There is still a long way to go before it can be said that we truly understand how the human psyche works. But we do know that a significant part of our actions are on autopilot, that is to say, we often act automatically and react to certain situations without needing to think what we’ll do.

When driving a car, we follow the same steps, which don’t demand thought, automatically; it is also our reaction to the unexpected. Often, we only take notice of something after we happened, as if our autopilot has been turned off by our shock. It’s no different from how we act when we brush our teeth, shower, towel off, and follow all other habitual activities of our day.

Habits are acquired behaviors that become repetitive and fixed; they become entrenched in our memory, creating a solid path in our nervous system, in a way that makes us follow patterns in our lives.

Once settled, habits – which are conditioned reflexes established by repetition – are very hard to undo. It’s very easy to create an association, or condition ourselves to some kind of behavior, but it is very hard to dissociate, that is, to unravel a strongly established connection in the human brain.

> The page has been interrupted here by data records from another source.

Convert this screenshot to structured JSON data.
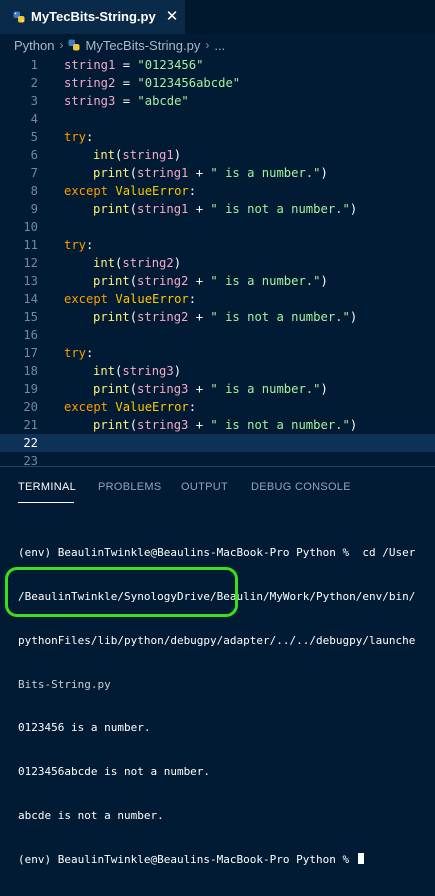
{
  "tab": {
    "title": "MyTecBits-String.py",
    "close_glyph": "✕"
  },
  "breadcrumb": {
    "items": [
      "Python",
      "MyTecBits-String.py",
      "..."
    ],
    "separator": "›"
  },
  "editor": {
    "current_line": 22,
    "lines": [
      {
        "n": "1"
      },
      {
        "n": "2"
      },
      {
        "n": "3"
      },
      {
        "n": "4"
      },
      {
        "n": "5"
      },
      {
        "n": "6"
      },
      {
        "n": "7"
      },
      {
        "n": "8"
      },
      {
        "n": "9"
      },
      {
        "n": "10"
      },
      {
        "n": "11"
      },
      {
        "n": "12"
      },
      {
        "n": "13"
      },
      {
        "n": "14"
      },
      {
        "n": "15"
      },
      {
        "n": "16"
      },
      {
        "n": "17"
      },
      {
        "n": "18"
      },
      {
        "n": "19"
      },
      {
        "n": "20"
      },
      {
        "n": "21"
      },
      {
        "n": "22"
      },
      {
        "n": "23"
      }
    ],
    "tokens": {
      "string1": "string1",
      "string2": "string2",
      "string3": "string3",
      "eq": " = ",
      "val1": "\"0123456\"",
      "val2": "\"0123456abcde\"",
      "val3": "\"abcde\"",
      "try": "try",
      "colon": ":",
      "int": "int",
      "print": "print",
      "lparen": "(",
      "rparen": ")",
      "plus": " + ",
      "is_number": "\" is a number.\"",
      "not_number": "\" is not a number.\"",
      "except": "except",
      "valueerror": "ValueError"
    }
  },
  "panel": {
    "tabs": [
      "TERMINAL",
      "PROBLEMS",
      "OUTPUT",
      "DEBUG CONSOLE"
    ],
    "active_tab": "TERMINAL",
    "terminal_lines": [
      "(env) BeaulinTwinkle@Beaulins-MacBook-Pro Python %  cd /User",
      "/BeaulinTwinkle/SynologyDrive/Beaulin/MyWork/Python/env/bin/",
      "pythonFiles/lib/python/debugpy/adapter/../../debugpy/launche",
      "Bits-String.py",
      "0123456 is a number.",
      "0123456abcde is not a number.",
      "abcde is not a number.",
      "(env) BeaulinTwinkle@Beaulins-MacBook-Pro Python % "
    ]
  },
  "colors": {
    "highlight_ring": "#39e020",
    "background": "#001b33"
  }
}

If one day we got used to eating fast, it is very hard to learn how to eat slower, and properly chew. If we ever get used to crossing our legs when we sit, the movement comes automatically even when we know we shouldn’t because of our posture. Getting rid of conditioning requires a lot of effort, of constant and continued attention to the behavior one desires to change.

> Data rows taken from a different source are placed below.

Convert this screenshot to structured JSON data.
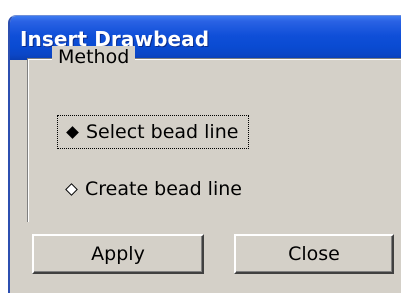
{
  "window": {
    "title": "Insert Drawbead"
  },
  "method_group": {
    "legend": "Method",
    "options": [
      {
        "label": "Select bead line",
        "selected": true
      },
      {
        "label": "Create bead line",
        "selected": false
      }
    ]
  },
  "buttons": {
    "apply_label": "Apply",
    "close_label": "Close"
  },
  "colors": {
    "titlebar": "#0a4bd2",
    "dialog_face": "#d4d0c8",
    "title_text": "#ffffff"
  }
}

Compulsions are frequently inconvenient or even harmful habits, such as nail biting, self-harming or obsessive-compulsive disorders (OCD). An aspect that is not easy to detect characterizes them, I believe: anxiety reduction. If someone developed a nail-biting compulsion, they’ll do it when they are tense and it will improve their emotional state. Basically, compulsions bring what Schopenhauer called a “negative pleasure,” felt when an initial discomfort is relieved by performing the compulsive act; it’s like the pleasure we feel when we’re cold and put on a sweater, or thirsty, and get a drink.

The repetitive rituals of people with OCD relieve them of anxiety; trichotillomania, the compulsion to pull out hair, only keeps happening because it is calming. The same goes for compulsive overeating; it can make people feel less vulnerable. The compulsions that affect people with anorexia, on the other hand, seem to be related, originally, with the pleasure of perceiving oneself as thin, but it devolves into something more complex; the act of eating breaks a ritual that lessens some tensions and fuels vanity.

Eating disorders in general are more complicated, because they not only relieve the painful feeling of vulnerability, they also bring  “positive pleasure,” that is, a pleasant feeling that is not connected to a previous discomfort. After all, chocolate tastes delicious even you were already feeling great! This kind of compulsion is closer to what is called addiction. Addiction is a neural connection even stronger than a habit, because it’s also bound to the pathways of chemical dependence.

Needless to say, it is very hard to get rid of addiction, since it does bring a lot of pleasure on a first phase. Its harmful effects only appear after a while. Of course, not every vice exists because of chemical dependence; some are just, say, shopaholics or workaholics. But they all have a root in positive pleasure, that initial feeling of well-being. Caution is required; it’s easy to get into these paths, but to get out of them, more often than not, backbreaking strength is required!